A city can be regarded as a complex network. More importantly, a livable city is a small world network characterized by small topological distances. The WS small-world network model exhibits networks with high clustering coefficients and short average path lengths, signifying not only tightly interconnected locales but also a high degree of global integration. Statistically, all nodes follow a long-tail distribution that fits a power law, indicating a prevalence of far more less-connected nodes than well-connected ones. This distribution is scale-free, displaying similar statistical distributions across different levels of nodes, thus contributing to the system’s stability, as the overall distribution often remains unchanged even when the state of individual nodes changes. Additionally, the importance of nodes can also be calculated using the PageRank algorithm.

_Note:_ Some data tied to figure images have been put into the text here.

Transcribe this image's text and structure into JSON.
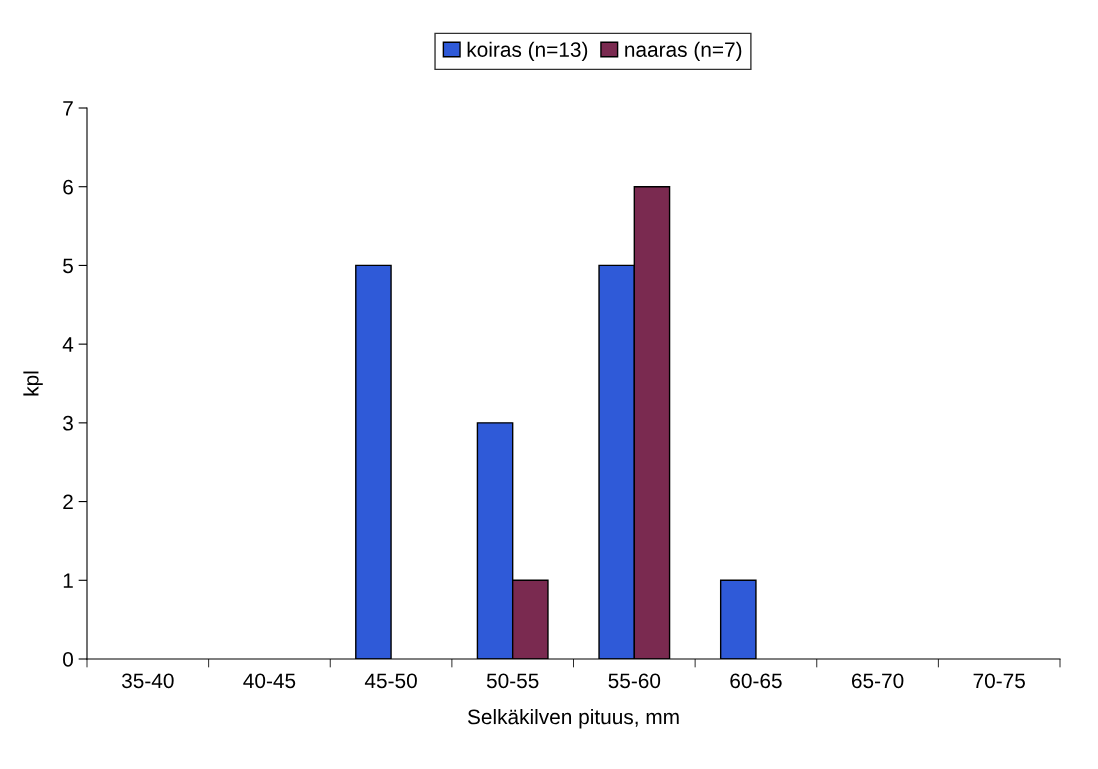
{
  "chart_data": {
    "type": "bar",
    "xlabel": "Selkäkilven pituus, mm",
    "ylabel": "kpl",
    "categories": [
      "35-40",
      "40-45",
      "45-50",
      "50-55",
      "55-60",
      "60-65",
      "65-70",
      "70-75"
    ],
    "series": [
      {
        "name": "koiras (n=13)",
        "color": "#2f5ad8",
        "values": [
          0,
          0,
          5,
          3,
          5,
          1,
          0,
          0
        ]
      },
      {
        "name": "naaras (n=7)",
        "color": "#7a2a50",
        "values": [
          0,
          0,
          0,
          1,
          6,
          0,
          0,
          0
        ]
      }
    ],
    "ylim": [
      0,
      7
    ],
    "yticks": [
      0,
      1,
      2,
      3,
      4,
      5,
      6,
      7
    ],
    "grid": false,
    "legend": "top"
  }
}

The principles of complex networks provide profound insights into urban systems, offering not just an understanding of the city’s inherent connections and dynamics, but also introducing innovative perspectives and strategies for urban planning and development, making cities more resilient and livable spaces.
References:
- Barabási A. L. and Albert R. (1999), Emergence of scaling in random networks, Science, 286(5439), 509–512.

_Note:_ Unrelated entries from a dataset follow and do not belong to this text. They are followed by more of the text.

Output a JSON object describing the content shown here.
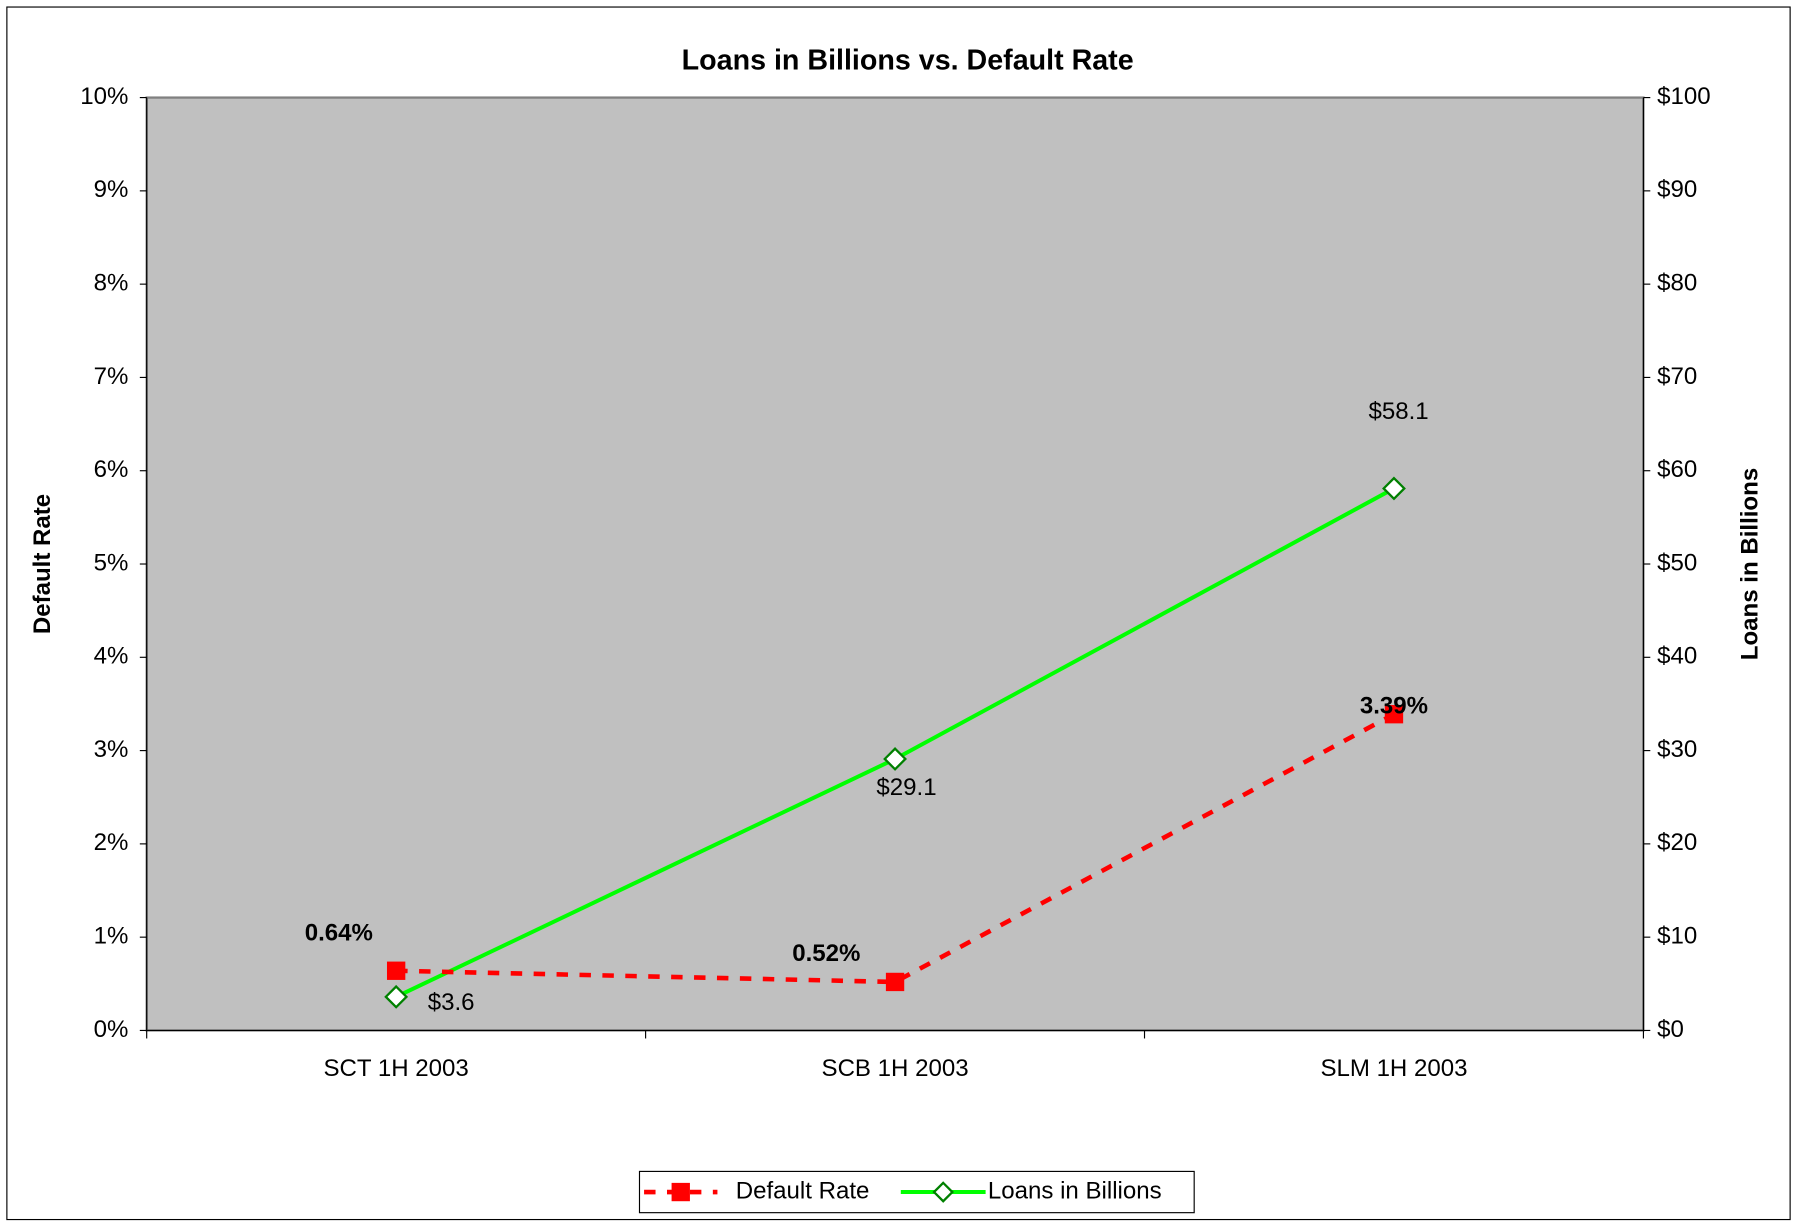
{
  "chart_data": {
    "type": "line",
    "title": "Loans in Billions vs. Default Rate",
    "y_label": "Default Rate",
    "y2_label": "Loans in Billions",
    "categories": [
      "SCT 1H 2003",
      "SCB 1H 2003",
      "SLM 1H 2003"
    ],
    "series": [
      {
        "name": "Default Rate",
        "color": "#ff0000",
        "values": [
          0.64,
          0.52,
          3.39
        ],
        "value_labels": [
          "0.64%",
          "0.52%",
          "3.39%"
        ]
      },
      {
        "name": "Loans in Billions",
        "color": "#00ff00",
        "axis": "y2",
        "values": [
          3.6,
          29.1,
          58.1
        ],
        "value_labels": [
          "$3.6",
          "$29.1",
          "$58.1"
        ]
      }
    ],
    "ylim": [
      0,
      10
    ],
    "yticks": [
      {
        "value": 0,
        "label": "0%"
      },
      {
        "value": 1,
        "label": "1%"
      },
      {
        "value": 2,
        "label": "2%"
      },
      {
        "value": 3,
        "label": "3%"
      },
      {
        "value": 4,
        "label": "4%"
      },
      {
        "value": 5,
        "label": "5%"
      },
      {
        "value": 6,
        "label": "6%"
      },
      {
        "value": 7,
        "label": "7%"
      },
      {
        "value": 8,
        "label": "8%"
      },
      {
        "value": 9,
        "label": "9%"
      },
      {
        "value": 10,
        "label": "10%"
      }
    ],
    "y2lim": [
      0,
      100
    ],
    "y2ticks": [
      {
        "value": 0,
        "label": "$0"
      },
      {
        "value": 10,
        "label": "$10"
      },
      {
        "value": 20,
        "label": "$20"
      },
      {
        "value": 30,
        "label": "$30"
      },
      {
        "value": 40,
        "label": "$40"
      },
      {
        "value": 50,
        "label": "$50"
      },
      {
        "value": 60,
        "label": "$60"
      },
      {
        "value": 70,
        "label": "$70"
      },
      {
        "value": 80,
        "label": "$80"
      },
      {
        "value": 90,
        "label": "$90"
      },
      {
        "value": 100,
        "label": "$100"
      }
    ],
    "legend": "bottom"
  }
}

- Jiang B. and Claramunt C. (2004), Topological analysis of urban street networks, Environment and Planning B: Planning and design, 31(1), 151–162.
- Jiang B. (2013), Head/tail breaks: A new classification scheme for data with a heavy-tailed distribution, The Professional Geographer, 65(3), 482–494.
- Page L. and Brin S. (1998), The anatomy of a large-scale hypertextual Web search engine, Proceedings of the seventh international conference on World Wide Web, 7, 107–117.
- Watts D. J. and Strogatz S. H. (1998), Collective dynamics of ‘small-world’ networks, Nature, 393(6684), 440–442.